After liberation

In May 1946 the buried bodies were exhumed on command of the military government. German prisoners of war and employees of the Braunschweig firms Büssing and Luther dug at the estimated locations and found the bodies buried 1.5 metres deep. The skeletons of 113 dead were placed in coffins and buried at a new cemetry. In July 1954 they had to be reburied again.

A war crimes trial started at the military court in Braunschweig on 2. January 1947. Three high ranking officials from the Steinöl firm, Prof. Wittig, Dr. Hefter, Hans Ohlen and men employed as guards were put on trial for unjust treatment of allied citizens. The men were: Friedrich Ebsen, Carl Truschel, Erich Arnold Jahn, Johann Heitz, Arthur Große, Herbert Schiefelbein. The local press reported daily, reminding its readers of the attrocities which were committed in the Concentration Camp. On 3. March 1947 the court pronounced judgement. The death penalty was placed on Wittig, Ebsen, Truschel, Heitz and Grosse. Hefter and Jahn were let off. Ohlen was sentenced to imprisonment for 10 years and Schiefelbein to 2 years imprisonment. Ohlen’s sentence was shortened to 7 years. Ebsen, Große, Truschel and Heitz were hanged on 2. May 1947 at the prison in Hameln.

Hartmann, a Steinöl employee, told the court how Ebsen sometimes held lectures and referred to the prisoners as being the phlegm of human kind and to be treated as such. Eugéne Marion, a member of the French Maquis resistant movement, was arrested in April 1944 and was one of the first prisoners in Schandelah.
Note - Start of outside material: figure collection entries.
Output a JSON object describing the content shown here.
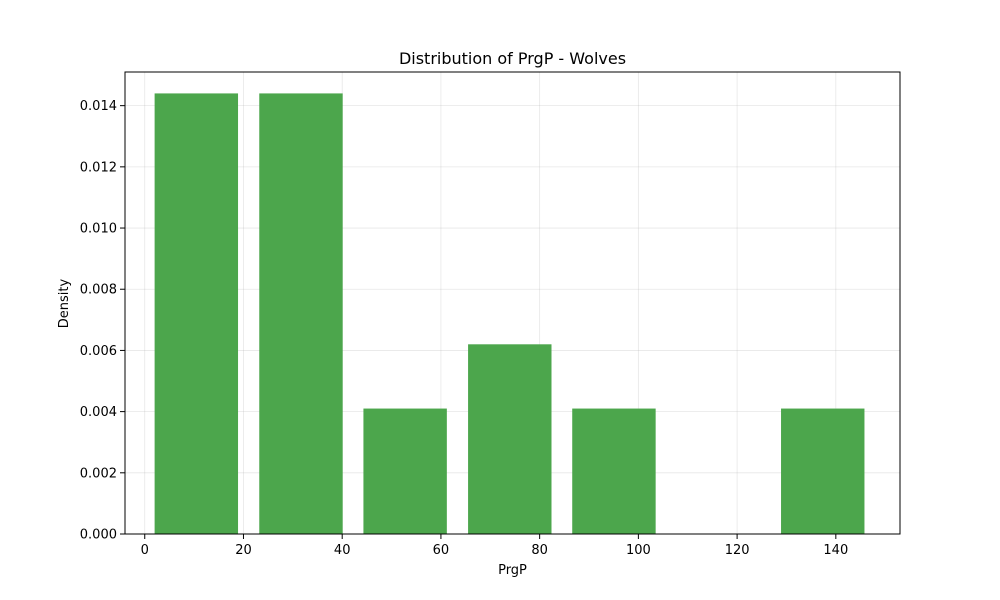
{
  "chart_data": {
    "type": "bar",
    "title": "Distribution of PrgP - Wolves",
    "xlabel": "PrgP",
    "ylabel": "Density",
    "xlim": [
      -4,
      153
    ],
    "ylim": [
      0,
      0.0151
    ],
    "xticks": [
      "0",
      "20",
      "40",
      "60",
      "80",
      "100",
      "120",
      "140"
    ],
    "yticks": [
      "0.000",
      "0.002",
      "0.004",
      "0.006",
      "0.008",
      "0.010",
      "0.012",
      "0.014"
    ],
    "grid": true,
    "bins": [
      {
        "x0": 2.0,
        "x1": 18.9,
        "density": 0.0144
      },
      {
        "x0": 23.2,
        "x1": 40.1,
        "density": 0.0144
      },
      {
        "x0": 44.3,
        "x1": 61.2,
        "density": 0.0041
      },
      {
        "x0": 65.5,
        "x1": 82.4,
        "density": 0.0062
      },
      {
        "x0": 86.6,
        "x1": 103.5,
        "density": 0.0041
      },
      {
        "x0": 107.8,
        "x1": 124.7,
        "density": 0.0
      },
      {
        "x0": 128.9,
        "x1": 145.8,
        "density": 0.0041
      }
    ],
    "bar_color": "#4ca64c"
  }
}
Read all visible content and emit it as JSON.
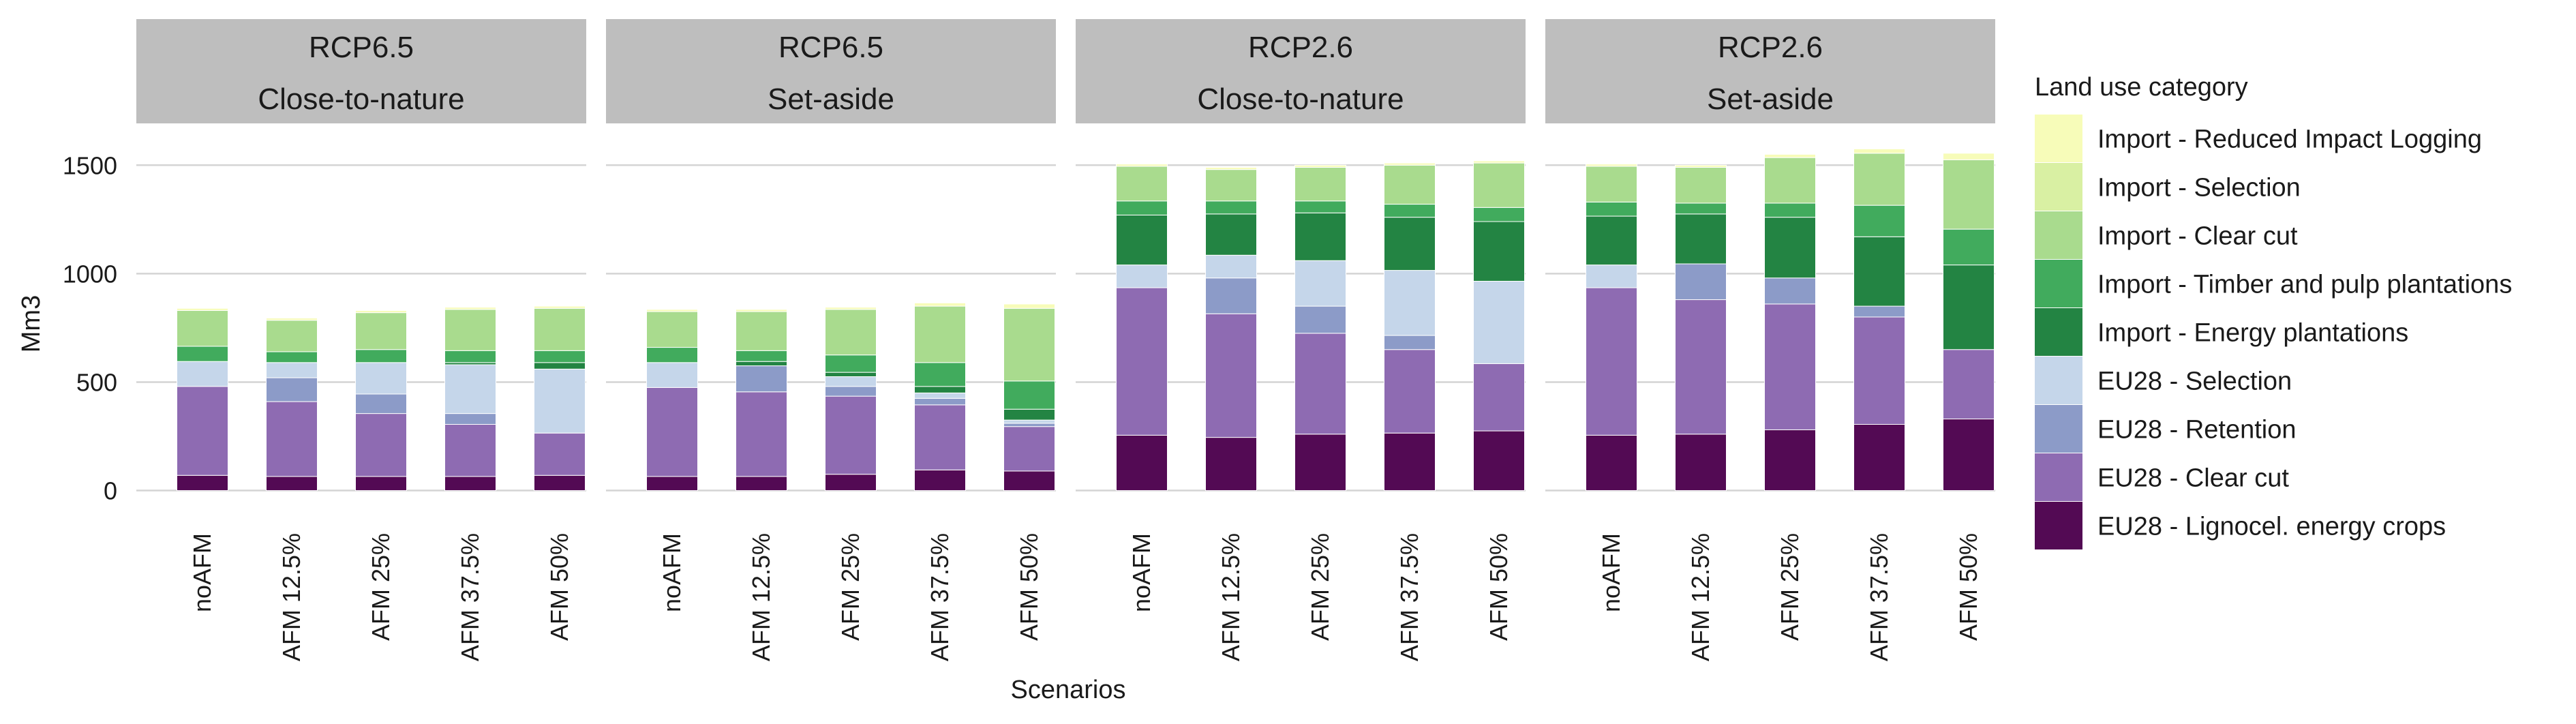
{
  "chart_data": {
    "type": "bar",
    "stacked": true,
    "xlabel": "Scenarios",
    "ylabel": "Mm3",
    "ylim": [
      -80,
      1680
    ],
    "yticks": [
      0,
      500,
      1000,
      1500
    ],
    "grid": true,
    "legend": {
      "title": "Land use category",
      "placement": "right",
      "order": [
        "Import - Reduced Impact Logging",
        "Import - Selection",
        "Import - Clear cut",
        "Import - Timber and pulp plantations",
        "Import - Energy plantations",
        "EU28 - Selection",
        "EU28 - Retention",
        "EU28 - Clear cut",
        "EU28 - Lignocel. energy crops"
      ]
    },
    "categories": [
      "noAFM",
      "AFM 12.5%",
      "AFM 25%",
      "AFM 37.5%",
      "AFM 50%"
    ],
    "series_meta": [
      {
        "name": "EU28 - Lignocel. energy crops",
        "color": "#530a54"
      },
      {
        "name": "EU28 - Clear cut",
        "color": "#8e6bb2"
      },
      {
        "name": "EU28 - Retention",
        "color": "#8c9bc8"
      },
      {
        "name": "EU28 - Selection",
        "color": "#c5d6ea"
      },
      {
        "name": "Import - Energy plantations",
        "color": "#238443"
      },
      {
        "name": "Import - Timber and pulp plantations",
        "color": "#41ab5d"
      },
      {
        "name": "Import - Clear cut",
        "color": "#a9db8e"
      },
      {
        "name": "Import - Selection",
        "color": "#d9f0a3"
      },
      {
        "name": "Import - Reduced Impact Logging",
        "color": "#f7fcb9"
      }
    ],
    "panels": [
      {
        "strip": [
          "RCP6.5",
          "Close-to-nature"
        ],
        "bars": [
          [
            70,
            410,
            0,
            115,
            0,
            70,
            165,
            0,
            10
          ],
          [
            65,
            345,
            110,
            70,
            0,
            50,
            145,
            0,
            10
          ],
          [
            65,
            290,
            90,
            145,
            0,
            60,
            170,
            0,
            10
          ],
          [
            65,
            240,
            50,
            225,
            10,
            55,
            190,
            0,
            10
          ],
          [
            70,
            195,
            0,
            295,
            30,
            55,
            195,
            0,
            10
          ]
        ]
      },
      {
        "strip": [
          "RCP6.5",
          "Set-aside"
        ],
        "bars": [
          [
            65,
            410,
            0,
            115,
            0,
            70,
            165,
            0,
            10
          ],
          [
            65,
            390,
            120,
            0,
            20,
            50,
            180,
            0,
            10
          ],
          [
            75,
            360,
            45,
            45,
            20,
            80,
            210,
            0,
            10
          ],
          [
            95,
            300,
            30,
            25,
            30,
            110,
            260,
            0,
            15
          ],
          [
            90,
            205,
            15,
            15,
            50,
            130,
            335,
            0,
            20
          ]
        ]
      },
      {
        "strip": [
          "RCP2.6",
          "Close-to-nature"
        ],
        "bars": [
          [
            255,
            680,
            0,
            105,
            230,
            65,
            160,
            0,
            10
          ],
          [
            245,
            570,
            165,
            105,
            190,
            60,
            145,
            0,
            10
          ],
          [
            260,
            465,
            125,
            210,
            220,
            55,
            155,
            0,
            10
          ],
          [
            265,
            385,
            65,
            300,
            245,
            60,
            180,
            0,
            10
          ],
          [
            275,
            310,
            0,
            380,
            275,
            65,
            205,
            0,
            10
          ]
        ]
      },
      {
        "strip": [
          "RCP2.6",
          "Set-aside"
        ],
        "bars": [
          [
            255,
            680,
            0,
            105,
            225,
            65,
            165,
            0,
            10
          ],
          [
            260,
            620,
            165,
            0,
            230,
            50,
            165,
            0,
            10
          ],
          [
            280,
            580,
            120,
            0,
            280,
            65,
            210,
            0,
            15
          ],
          [
            305,
            495,
            50,
            0,
            320,
            145,
            240,
            0,
            20
          ],
          [
            330,
            320,
            0,
            0,
            390,
            165,
            320,
            0,
            30
          ]
        ]
      }
    ]
  }
}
He reported about Ebsen: One Sunday afternoon he made all prisoners line up to watch the punishment of two men. Ebsen whipped them 25 times. Normally such a punishment was carried out by Kapos. The witness Leon Claude told how Ebsen attacked an eighteen year old Belgian prisoner after his arrest with his fist and then with a 4 cm thick stick which he used to hit him in the face and about his head. The victim collapsed drenched in blood and died the following day without regaining consciousness. Marion stole and hid a driving belt on order to sabotage the camp. Hans Spinnrad, the oldest camp member, mistreated him for a whole day because of this. Marion had to bend over a bench and Spinnrad beat him with a rubber hose. If he fell off the bench Spinnrad kicked him in the back.

Eugéne Marion also remembered more human behaviour. He worked from time to time outside the camp with a group of army pioneers who worked on trial borings. Hermann Fleck was in charge of this group. He gave Marion bread every day and 3 or four potatoes every week. He was allowed to fry them and share them with comrades. Marion described the pioneer kommandos as good people who did not come into contact with the other prisoners.